8. The method of claim 7, wherein the metabolite detected in subpart (c) is cyclic AMP.

9. The method of claim 7, each of the cells further comprising a recombinant expression construct encoding a cyclic AMP responsive element (CRE) transcription factor binding site operatively linked to a nucleic acid sequence encoding a protein capable of producing a detectable metabolite.

10. The method of claim 9, wherein the nucleic acid sequence encodes β-galactosidase.

11. The method of claim 9, wherein the recombinant expression construct is pCRE/β-galactosidase.

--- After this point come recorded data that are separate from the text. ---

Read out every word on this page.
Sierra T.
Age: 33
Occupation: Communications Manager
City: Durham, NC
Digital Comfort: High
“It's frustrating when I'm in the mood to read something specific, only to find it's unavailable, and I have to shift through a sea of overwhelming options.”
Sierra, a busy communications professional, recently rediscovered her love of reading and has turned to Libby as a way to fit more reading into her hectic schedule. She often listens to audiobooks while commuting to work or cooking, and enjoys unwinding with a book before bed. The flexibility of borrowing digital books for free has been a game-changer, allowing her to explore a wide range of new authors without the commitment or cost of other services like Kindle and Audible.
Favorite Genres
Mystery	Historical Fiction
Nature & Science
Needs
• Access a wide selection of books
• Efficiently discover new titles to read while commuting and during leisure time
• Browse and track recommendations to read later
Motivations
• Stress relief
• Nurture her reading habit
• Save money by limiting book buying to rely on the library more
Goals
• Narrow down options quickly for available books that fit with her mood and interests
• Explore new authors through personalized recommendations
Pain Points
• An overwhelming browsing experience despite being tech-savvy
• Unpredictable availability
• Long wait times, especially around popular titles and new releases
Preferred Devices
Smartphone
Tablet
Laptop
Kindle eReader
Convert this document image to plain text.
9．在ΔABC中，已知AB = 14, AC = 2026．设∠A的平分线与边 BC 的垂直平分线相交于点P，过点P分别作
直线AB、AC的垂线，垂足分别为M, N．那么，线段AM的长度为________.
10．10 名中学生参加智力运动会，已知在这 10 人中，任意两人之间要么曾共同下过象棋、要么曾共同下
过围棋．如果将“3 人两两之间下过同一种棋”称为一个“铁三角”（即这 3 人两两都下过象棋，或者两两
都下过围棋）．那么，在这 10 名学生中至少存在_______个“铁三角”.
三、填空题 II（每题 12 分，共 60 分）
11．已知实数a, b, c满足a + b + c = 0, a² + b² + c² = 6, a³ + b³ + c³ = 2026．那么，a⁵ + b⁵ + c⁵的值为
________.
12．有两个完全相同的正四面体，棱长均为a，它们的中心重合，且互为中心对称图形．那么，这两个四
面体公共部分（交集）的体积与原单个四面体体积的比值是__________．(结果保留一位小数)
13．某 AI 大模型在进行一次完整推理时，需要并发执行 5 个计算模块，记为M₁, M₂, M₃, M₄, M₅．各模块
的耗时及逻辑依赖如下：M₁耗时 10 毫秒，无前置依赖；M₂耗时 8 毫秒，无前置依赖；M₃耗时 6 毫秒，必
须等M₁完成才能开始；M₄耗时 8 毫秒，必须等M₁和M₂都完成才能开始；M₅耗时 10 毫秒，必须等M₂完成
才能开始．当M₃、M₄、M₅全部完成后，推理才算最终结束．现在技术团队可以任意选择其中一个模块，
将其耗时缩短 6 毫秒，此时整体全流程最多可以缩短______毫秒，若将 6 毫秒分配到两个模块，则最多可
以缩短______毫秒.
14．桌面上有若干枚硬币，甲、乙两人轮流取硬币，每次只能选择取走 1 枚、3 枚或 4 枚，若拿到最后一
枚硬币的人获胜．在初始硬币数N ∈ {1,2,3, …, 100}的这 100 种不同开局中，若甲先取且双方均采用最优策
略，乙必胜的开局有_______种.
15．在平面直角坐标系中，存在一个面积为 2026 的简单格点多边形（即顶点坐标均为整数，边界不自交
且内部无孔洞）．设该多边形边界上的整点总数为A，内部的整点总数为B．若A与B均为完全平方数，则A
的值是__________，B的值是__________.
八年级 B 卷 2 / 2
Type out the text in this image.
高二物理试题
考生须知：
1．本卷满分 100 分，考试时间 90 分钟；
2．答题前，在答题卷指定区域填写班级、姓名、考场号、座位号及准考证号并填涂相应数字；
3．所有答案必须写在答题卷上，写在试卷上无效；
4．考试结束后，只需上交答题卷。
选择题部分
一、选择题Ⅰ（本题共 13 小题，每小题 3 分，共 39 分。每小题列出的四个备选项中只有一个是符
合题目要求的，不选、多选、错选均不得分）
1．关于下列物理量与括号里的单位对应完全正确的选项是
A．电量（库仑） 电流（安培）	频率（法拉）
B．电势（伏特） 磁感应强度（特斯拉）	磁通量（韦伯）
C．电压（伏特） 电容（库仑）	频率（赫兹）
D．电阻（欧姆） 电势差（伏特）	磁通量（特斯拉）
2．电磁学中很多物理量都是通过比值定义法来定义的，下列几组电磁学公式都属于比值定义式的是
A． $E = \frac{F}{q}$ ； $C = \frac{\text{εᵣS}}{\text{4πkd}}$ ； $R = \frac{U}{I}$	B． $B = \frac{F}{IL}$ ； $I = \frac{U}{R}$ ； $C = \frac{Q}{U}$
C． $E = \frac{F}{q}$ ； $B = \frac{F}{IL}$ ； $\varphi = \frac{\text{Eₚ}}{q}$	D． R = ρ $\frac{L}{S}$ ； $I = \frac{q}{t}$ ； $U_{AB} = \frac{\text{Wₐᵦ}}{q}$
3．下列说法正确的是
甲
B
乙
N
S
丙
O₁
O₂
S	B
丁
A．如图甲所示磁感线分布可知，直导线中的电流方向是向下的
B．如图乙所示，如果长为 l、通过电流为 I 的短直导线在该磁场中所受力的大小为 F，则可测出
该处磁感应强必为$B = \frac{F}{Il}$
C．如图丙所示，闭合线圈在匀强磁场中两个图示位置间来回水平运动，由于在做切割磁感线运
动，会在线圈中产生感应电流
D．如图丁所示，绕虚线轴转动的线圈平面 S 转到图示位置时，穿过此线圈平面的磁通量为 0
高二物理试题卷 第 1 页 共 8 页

12. The method of claim 9, wherein the detectable metabolite produced by the protein encoded by the recombinant expression construct is produced by binding of the test compound to the mammalian MC4-R melanocortin receptor.

13. A method according to claim 7, wherein the MC-4 receptor is a human MC-4 receptor having an amino acid sequence identified as SEQ ID NO: 2.

14. The method of claim 7, wherein the MC-4 melanocortin receptor agonist is detectably-labeled.

15. The method of claim 14 wherein the MC-4 melanocortin receptor agonist is detectably labeled with a radioisotope, a fluorescent label, a hapten, an enzymatic label or an antigenic label.